Personajes Históricos

Luis Nishizawa: El Maestro del Paisaje Nacido en Cuautitlán

Por: Equipo Editorial Actualizado: Marzo 2026

Al pensar en el paisajismo mexicano del siglo XX, el nombre de Luis Nishizawa Flores evoca montañas majestuosas, valles neblinosos y una sensibilidad poética inigualable. Lo que muchos desconocen es que esta profunda conexión con la tierra comenzó en los campos de Cuautitlán.

Un Origen Bicultural en San Mateo Ixtacalco

Luis Nishizawa Flores nació el 2 de febrero de 1918 en la Hacienda de San Mateo Ixtacalco, un territorio histórico que en esa época pertenecía casi en su totalidad al entorno rural de Cuautitlán. Fue hijo de Kenji Nishizawa, un inmigrante japonés, y de la mexicana María de Jesús Flores.

Durante su infancia, el joven Luis creció pastoreando borregos y recorriendo a caballo los valles del Estado de México. Fue en estos campos de Cuautitlán donde, según contaría años más tarde, la neblina invernal, el perfil de los volcanes a la distancia y los amplios cielos despejados empezaron a forjar su insaciable sensibilidad visual y amor por el entorno natural.

Su Trayectoria: De Joyero a Maestro del Arte

Obra de Luis Nishizawa

En 1925, su familia se trasladó a la Ciudad de México. Antes de dedicarse formalmente al arte, Luis Nishizawa trabajó en diversas ocupaciones, incluyendo platero y joyero, oficio que le dotó de una paciencia y precisión técnica minuciosa que luego aplicaría en sus lienzos. En 1942 ingresó en la hoy histórica Academia de San Carlos, bajo la tutela de grandes maestros como Julio Castellanos y José Chávez Morado.

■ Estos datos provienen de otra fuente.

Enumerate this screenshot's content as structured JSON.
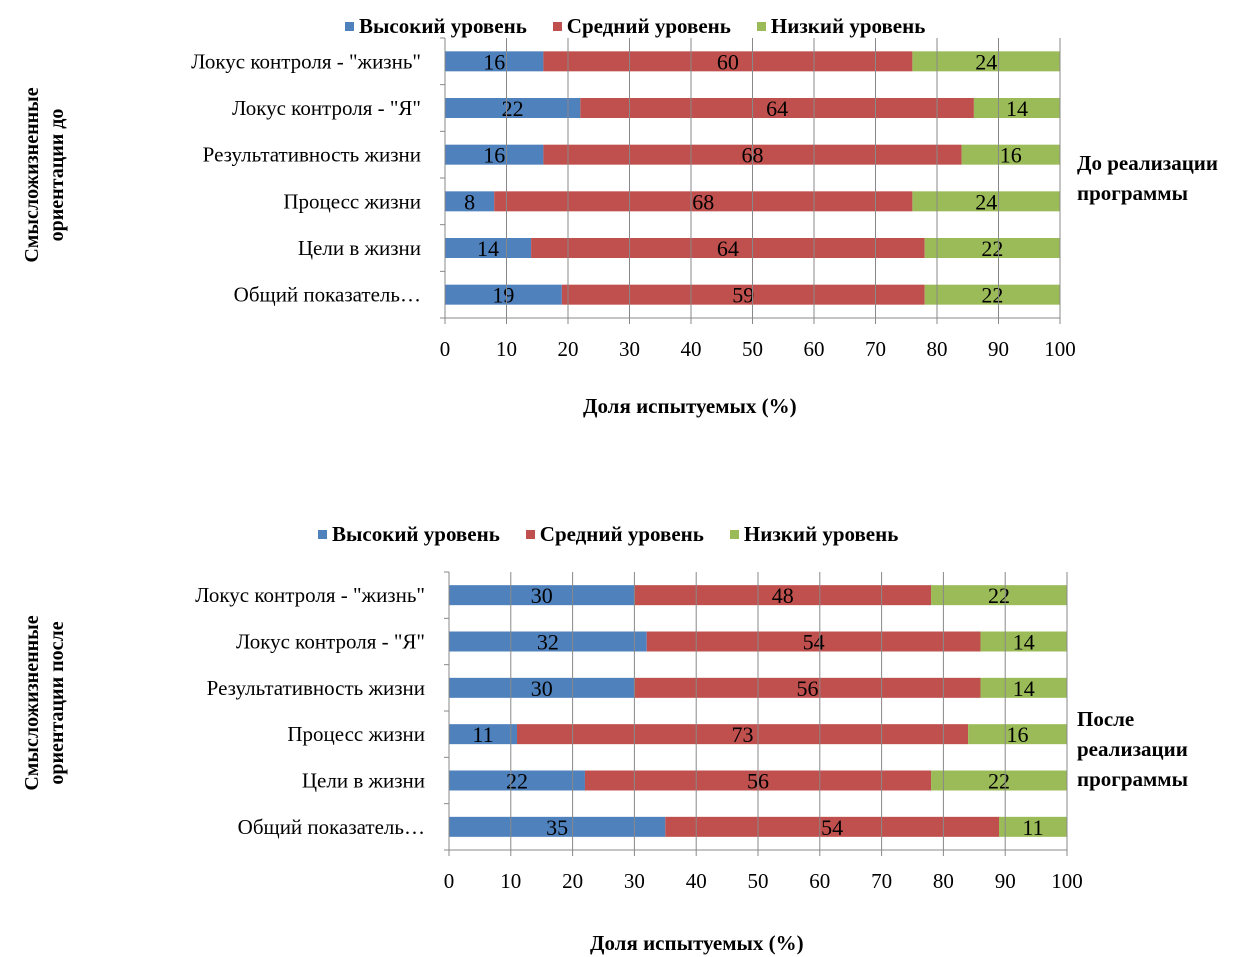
{
  "colors": {
    "high": "#4F81BD",
    "medium": "#C0504D",
    "low": "#9BBB59"
  },
  "chart_data": [
    {
      "type": "bar",
      "orientation": "horizontal",
      "stacked": true,
      "title": "",
      "legend_position": "top",
      "ylabel": "Смысложизненные ориентации до",
      "xlabel": "Доля испытуемых (%)",
      "side_note": "До реализации программы",
      "xlim": [
        0,
        100
      ],
      "xticks": [
        0,
        10,
        20,
        30,
        40,
        50,
        60,
        70,
        80,
        90,
        100
      ],
      "grid": false,
      "categories": [
        "Локус контроля - \"жизнь\"",
        "Локус контроля - \"Я\"",
        "Результативность жизни",
        "Процесс жизни",
        "Цели в жизни",
        "Общий показатель…"
      ],
      "series": [
        {
          "name": "Высокий уровень",
          "values": [
            16,
            22,
            16,
            8,
            14,
            19
          ]
        },
        {
          "name": "Средний уровень",
          "values": [
            60,
            64,
            68,
            68,
            64,
            59
          ]
        },
        {
          "name": "Низкий уровень",
          "values": [
            24,
            14,
            16,
            24,
            22,
            22
          ]
        }
      ]
    },
    {
      "type": "bar",
      "orientation": "horizontal",
      "stacked": true,
      "title": "",
      "legend_position": "top",
      "ylabel": "Смысложизненные ориентации после",
      "xlabel": "Доля испытуемых (%)",
      "side_note": "После реализации программы",
      "xlim": [
        0,
        100
      ],
      "xticks": [
        0,
        10,
        20,
        30,
        40,
        50,
        60,
        70,
        80,
        90,
        100
      ],
      "grid": false,
      "categories": [
        "Локус контроля - \"жизнь\"",
        "Локус контроля - \"Я\"",
        "Результативность жизни",
        "Процесс жизни",
        "Цели в жизни",
        "Общий показатель…"
      ],
      "series": [
        {
          "name": "Высокий уровень",
          "values": [
            30,
            32,
            30,
            11,
            22,
            35
          ]
        },
        {
          "name": "Средний уровень",
          "values": [
            48,
            54,
            56,
            73,
            56,
            54
          ]
        },
        {
          "name": "Низкий уровень",
          "values": [
            22,
            14,
            14,
            16,
            22,
            11
          ]
        }
      ]
    }
  ]
}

Estilos y Aportaciones: El Puente entre Dos Mundos

Gran parte de la obra de Nishizawa sirvió de puente entre el nacionalismo pictórico mexicano posterior al muralismo y la sutileza del arte oriental. Fue uno de los pintores más versátiles de la historia de México: dominó la encáustica, el óleo, la acuarela, la tinta y, de manera notable, el fresco y la cerámica estructural.

Retrató como nadie la topografía volcánica de México. Sus paisajes del Xinantécatl (Nevado de Toluca) o el Iztaccíhuatl son legendarios, impregnados de un estilo lírico, a veces abstracto y a veces realista, donde la herencia japonesa del uso profundo de la tinta suma una dimensión etérea al salvaje geografía mexicana.

Premios y el Legado para Cuautitlán

A lo largo de su carrera recibió innumerables galardones, destacando el Premio Nacional de Ciencias y Artes en el área de Bellas Artes (1996) y el premio Tesoro Sagrado del Dragón otorgado por el Gobierno de Japón.

Para el municipio, Luis Nishizawa no es solo un ciudadano ilustre. Sus años formativos bajo los cielos de Ixtacalco nos recuerdan que las tierras de Cuautitlán tienen la capacidad de inspirar y nutrir la genialidad. Hoy en día, la Casa de Cultura de Cuautitlán lleva orgullosamente el nombre "Luis Nishizawa Flores", como un testamento local a su eterno legado y como faro para los nuevos artistas de la región.

El maestro Nishizawa falleció el 29 de septiembre de 2014, dejándonos una vasta colección que preserva para siempre la esencia lírica de la tierra que moldeó su infancia.